Elon Musk opens up on ketamine use, says investors should want him to 'keep using it'

Elon Musk has opened up about his depression and prescribed ketamine use.
Elon Musk has opened up about his depression and prescribed ketamine use. Photo credit: The Don Lemon Show

Elon Musk said he is "almost always" sober during his late-night -- or, in some cases, very early morning -- posting sessions on his social media platform, X.

The billionaire Tesla CEO's comment was made in an interview with journalist Don Lemon, during which Musk discussed his use of the medication ketamine. Musk, who is known for his often erratic behavior, has faced scrutiny following recent reports about his alleged drug use and the potential impact on his companies.

"There are times when I have sort of a ... negative chemical state in my brain, like depression I guess, or depression that's not linked to any negative news, and ketamine is helpful for getting one out of the negative frame of mind," Musk told Lemon. Musk added that he has a prescription for the drug from "an actual, real doctor" and uses "a small amount once every other week or something like that."

While Musk said he doesn't drink and doesn't "know how to smoke pot," he didn't specify whether he was talking about ketamine or another substance when he said he is "almost always" sober while posting late at night.

Musk has previously posted on X about his prescription use of ketamine, a drug used primarily in hospitals as an anesthetic but which is increasingly being explored as a potential treatment for depression, anxiety and other mental health conditions. Musk's comments offer greater insight into the use of the drug by one of the world's wealthiest and most powerful people.
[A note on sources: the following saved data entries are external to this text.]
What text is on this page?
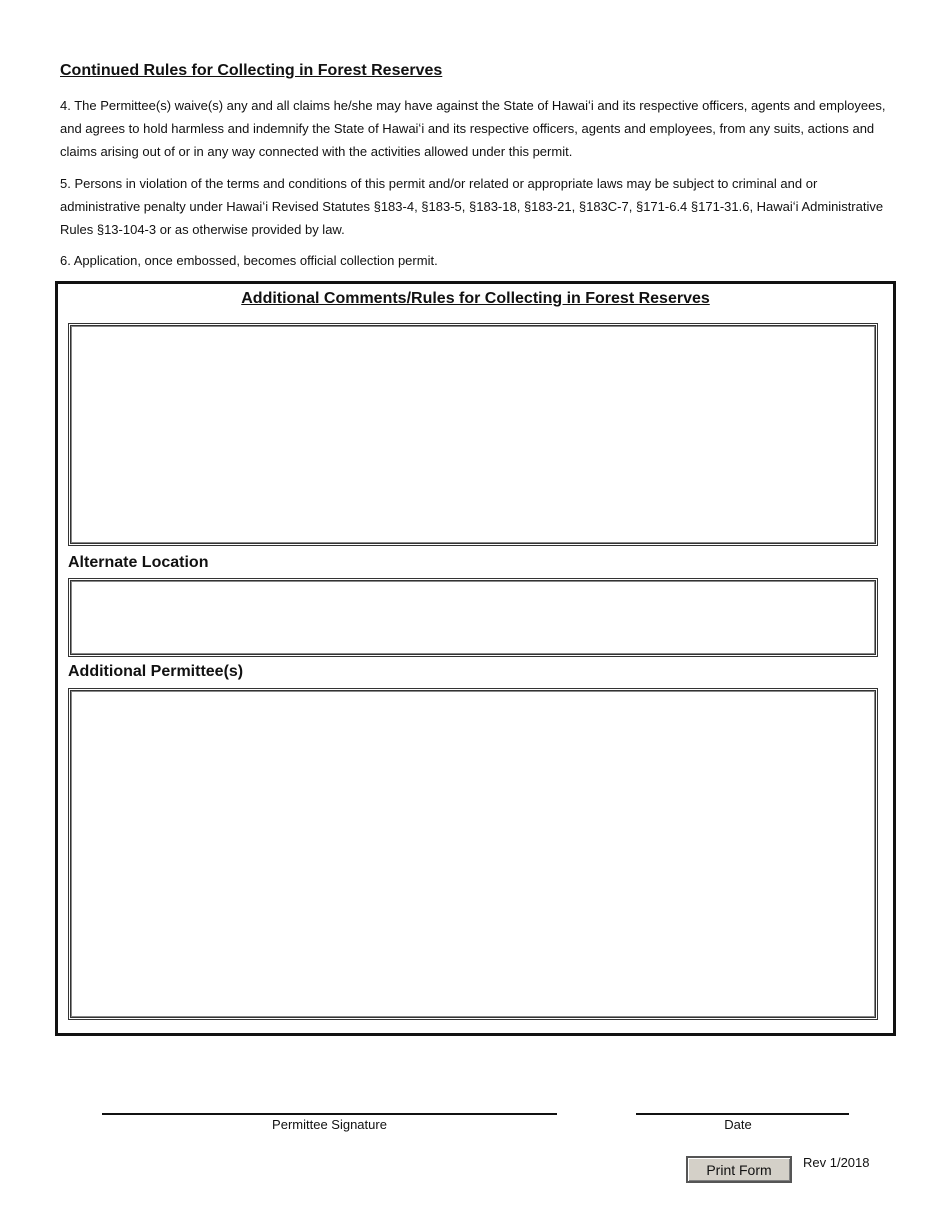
Continued Rules for Collecting in Forest Reserves

4. The Permittee(s) waive(s) any and all claims he/she may have against the State of Hawaiʻi and its respective officers, agents and employees, and agrees to hold harmless and indemnify the State of Hawaiʻi and its respective officers, agents and employees, from any suits, actions and claims arising out of or in any way connected with the activities allowed under this permit.

5. Persons in violation of the terms and conditions of this permit and/or related or appropriate laws may be subject to criminal and or administrative penalty under Hawaiʻi Revised Statutes §183-4, §183-5, §183-18, §183-21, §183C-7, §171-6.4 §171-31.6, Hawaiʻi Administrative Rules §13-104-3 or as otherwise provided by law.

6. Application, once embossed, becomes official collection permit.

Additional Comments/Rules for Collecting in Forest Reserves
Alternate Location
Additional Permittee(s)
Permittee Signature	Date
Print Form	Rev 1/2018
Musk denied that he overuses the medication, saying, "if you use too much ketamine, you can't really get work done. I have a lot of work, I'm typically putting in 16-hour days ... so I don't really have a situation where I can be not mentally acute for an extended period of time."

Musk said he believes his depression is genetic and added that he doesn't believe his ketamine use will impact his companies or their government contracts.

"From a standpoint of Wall Street, what matters is execution," he said. "Are you building value for investors? Tesla is worth about as much as the rest of the car industry combined ... so from an investor standpoint, if there is something I'm taking, I should keep taking it."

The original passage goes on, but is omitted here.